あわせて、ハクビシンが嫌う木酢液や唐辛子系の忌避剤をベランダの隅に設置すると、近づきにくくする効果が期待できます。室外機の裏や手すりまわりに、隠れ場所や足場になる物を置かないことも有効です。建物の隙間や通気口など、侵入経路になりそうな箇所は金網でふさぎます。ただし、こうした個人でできる対策は誘引を減らす範囲のもので、頭のよいハクビシンは戻ってくることも多いため、根本対策と組み合わせることが大切です。
自分で捕獲はNG、業者と法律
ハクビシンをベランダで見かけても、自分で捕まえたり駆除したりすることはできません。ハクビシンは鳥獣保護法で守られており、許可なく個人が捕獲・駆除することは法律で禁止されています。捕獲には自治体への申請や狩猟免許が必要なため、対応は専門の駆除業者に任せるのが原則です。
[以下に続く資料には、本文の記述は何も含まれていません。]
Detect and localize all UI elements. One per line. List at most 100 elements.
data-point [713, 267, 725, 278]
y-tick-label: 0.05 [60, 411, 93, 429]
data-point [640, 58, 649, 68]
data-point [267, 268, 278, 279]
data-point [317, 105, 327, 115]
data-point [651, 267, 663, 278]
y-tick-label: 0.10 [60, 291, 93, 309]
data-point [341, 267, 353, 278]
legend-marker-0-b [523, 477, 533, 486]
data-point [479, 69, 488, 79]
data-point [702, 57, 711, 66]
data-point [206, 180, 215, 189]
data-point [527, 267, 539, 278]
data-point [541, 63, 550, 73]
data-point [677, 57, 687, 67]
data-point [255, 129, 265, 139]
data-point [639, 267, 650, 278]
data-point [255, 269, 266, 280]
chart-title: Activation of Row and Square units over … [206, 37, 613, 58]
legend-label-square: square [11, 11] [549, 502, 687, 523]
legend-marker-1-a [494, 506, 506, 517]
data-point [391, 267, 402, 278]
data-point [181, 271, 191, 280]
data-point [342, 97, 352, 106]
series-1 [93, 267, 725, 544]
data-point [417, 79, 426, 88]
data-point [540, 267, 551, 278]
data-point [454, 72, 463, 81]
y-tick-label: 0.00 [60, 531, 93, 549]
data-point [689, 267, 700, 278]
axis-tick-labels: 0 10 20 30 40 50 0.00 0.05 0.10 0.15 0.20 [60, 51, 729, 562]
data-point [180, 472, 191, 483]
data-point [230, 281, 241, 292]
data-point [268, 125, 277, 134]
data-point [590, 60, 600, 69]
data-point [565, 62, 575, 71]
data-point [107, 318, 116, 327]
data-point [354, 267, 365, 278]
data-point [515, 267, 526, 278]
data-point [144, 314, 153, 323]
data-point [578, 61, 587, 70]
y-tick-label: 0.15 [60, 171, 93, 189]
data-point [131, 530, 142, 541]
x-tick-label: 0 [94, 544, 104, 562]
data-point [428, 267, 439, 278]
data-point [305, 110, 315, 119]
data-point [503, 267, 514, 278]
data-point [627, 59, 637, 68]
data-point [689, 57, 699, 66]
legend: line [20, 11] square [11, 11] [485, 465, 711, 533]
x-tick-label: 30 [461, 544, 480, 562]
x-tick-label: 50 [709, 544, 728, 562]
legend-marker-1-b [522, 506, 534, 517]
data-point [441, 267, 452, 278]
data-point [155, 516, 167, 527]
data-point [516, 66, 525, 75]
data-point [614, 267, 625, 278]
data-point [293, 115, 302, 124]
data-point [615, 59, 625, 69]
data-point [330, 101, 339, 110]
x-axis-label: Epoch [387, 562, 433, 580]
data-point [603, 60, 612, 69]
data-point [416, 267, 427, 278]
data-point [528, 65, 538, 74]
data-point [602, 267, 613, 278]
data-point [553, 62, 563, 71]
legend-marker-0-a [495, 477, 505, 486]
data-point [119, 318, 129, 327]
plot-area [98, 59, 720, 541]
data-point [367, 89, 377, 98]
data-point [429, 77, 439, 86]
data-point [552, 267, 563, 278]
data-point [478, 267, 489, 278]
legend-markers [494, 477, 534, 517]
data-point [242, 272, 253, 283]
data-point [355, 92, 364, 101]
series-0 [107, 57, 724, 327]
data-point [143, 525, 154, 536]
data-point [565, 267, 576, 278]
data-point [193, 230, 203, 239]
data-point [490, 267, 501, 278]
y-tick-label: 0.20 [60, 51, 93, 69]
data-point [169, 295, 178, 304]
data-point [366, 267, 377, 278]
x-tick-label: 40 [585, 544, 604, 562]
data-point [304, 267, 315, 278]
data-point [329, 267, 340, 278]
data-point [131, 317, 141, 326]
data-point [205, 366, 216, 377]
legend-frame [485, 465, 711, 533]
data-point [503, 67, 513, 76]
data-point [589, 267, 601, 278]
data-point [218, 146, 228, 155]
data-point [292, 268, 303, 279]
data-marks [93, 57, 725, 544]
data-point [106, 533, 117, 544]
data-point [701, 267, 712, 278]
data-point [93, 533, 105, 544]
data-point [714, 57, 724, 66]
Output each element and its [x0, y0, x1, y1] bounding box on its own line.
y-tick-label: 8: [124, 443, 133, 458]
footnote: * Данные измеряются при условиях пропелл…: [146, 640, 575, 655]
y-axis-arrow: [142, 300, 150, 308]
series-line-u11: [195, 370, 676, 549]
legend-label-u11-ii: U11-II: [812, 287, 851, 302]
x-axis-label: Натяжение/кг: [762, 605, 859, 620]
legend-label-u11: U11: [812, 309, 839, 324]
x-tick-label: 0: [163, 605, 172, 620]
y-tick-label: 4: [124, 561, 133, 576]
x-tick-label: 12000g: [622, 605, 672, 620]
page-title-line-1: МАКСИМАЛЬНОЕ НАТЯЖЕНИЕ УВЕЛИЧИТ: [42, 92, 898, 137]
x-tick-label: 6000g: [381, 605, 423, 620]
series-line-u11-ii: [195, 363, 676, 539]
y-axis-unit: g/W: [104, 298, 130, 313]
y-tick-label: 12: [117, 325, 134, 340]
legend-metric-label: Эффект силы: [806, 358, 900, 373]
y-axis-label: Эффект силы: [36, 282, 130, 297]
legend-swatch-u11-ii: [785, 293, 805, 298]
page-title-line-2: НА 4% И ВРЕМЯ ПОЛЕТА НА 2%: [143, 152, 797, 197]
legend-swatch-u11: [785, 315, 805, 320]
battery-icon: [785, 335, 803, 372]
溜めフンが見つかるということは、その場所がハクビシンに「安全な場所」と認識されている証拠です。フンを片付けても、餌や侵入経路が残っていれば何度でも戻ってきます。被害がくり返される、侵入経路が特定できない、天井裏にも痕跡がある、といった場合は、自治体で捕獲許可を得たうえで、調査・追い出し・侵入口の封鎖・消毒までを一括で対応できる専門業者に相談するのが確実です(参考:駆除アンサー「ハクビシンのフンの特徴」)。多くの業者が無料調査や見積もりに対応しています。
ベランダのハクビシンのフンに関するQ&A
まとめ:種混入と溜めフンがハクビシンの目印
ベランダに落ちている5〜15cmの細長いフンに果物の種が混じり、同じ場所に積み重なっているなら、ハクビシンの溜めフンである可能性が高いといえます。タヌキは毛や繊維が混じり、アライグマは太く形が不揃いで溜めフンをしない、といった違いで見分けられます。フンにはサルモネラ菌やE型肝炎などの病原体が含まれるため、処理はマスク・手袋・ゴーグルを着け、掃除機を使わず消毒までセットで行いましょう。溜めフンは放置すると同じ場所に増え続けるため、餌の撤去や忌避剤で来させない対策をしつつ、くり返す場合は鳥獣保護法に沿って専門業者に相談するのが確実な解決策です。
▶ この記事の要点
▶ 5〜15cmで果物の種が混じり同じ場所に積み重なるフンはハクビシンの可能性が高い
▶ タヌキは毛・繊維混入、アライグマは太く不揃いで溜めフンをしない点で見分ける
▶ ベランダにフンをするのは餌・隠れ場所・溜めフンの縄張り行動がそろうため
▶ フンには病原体があり、マスク・手袋・ゴーグルで掃除機を使わず消毒まで行う
▶ 個人の捕獲は鳥獣保護法で禁止、くり返すなら狩猟免許業者に相談する
ベランダのフンは、ハクビシンがその場所を気に入ったサインです。安全に処理したうえで餌と侵入経路を断ち、溜めフンがくり返される場合は専門業者の無料調査を活用して、原因ごと取り除いていきましょう。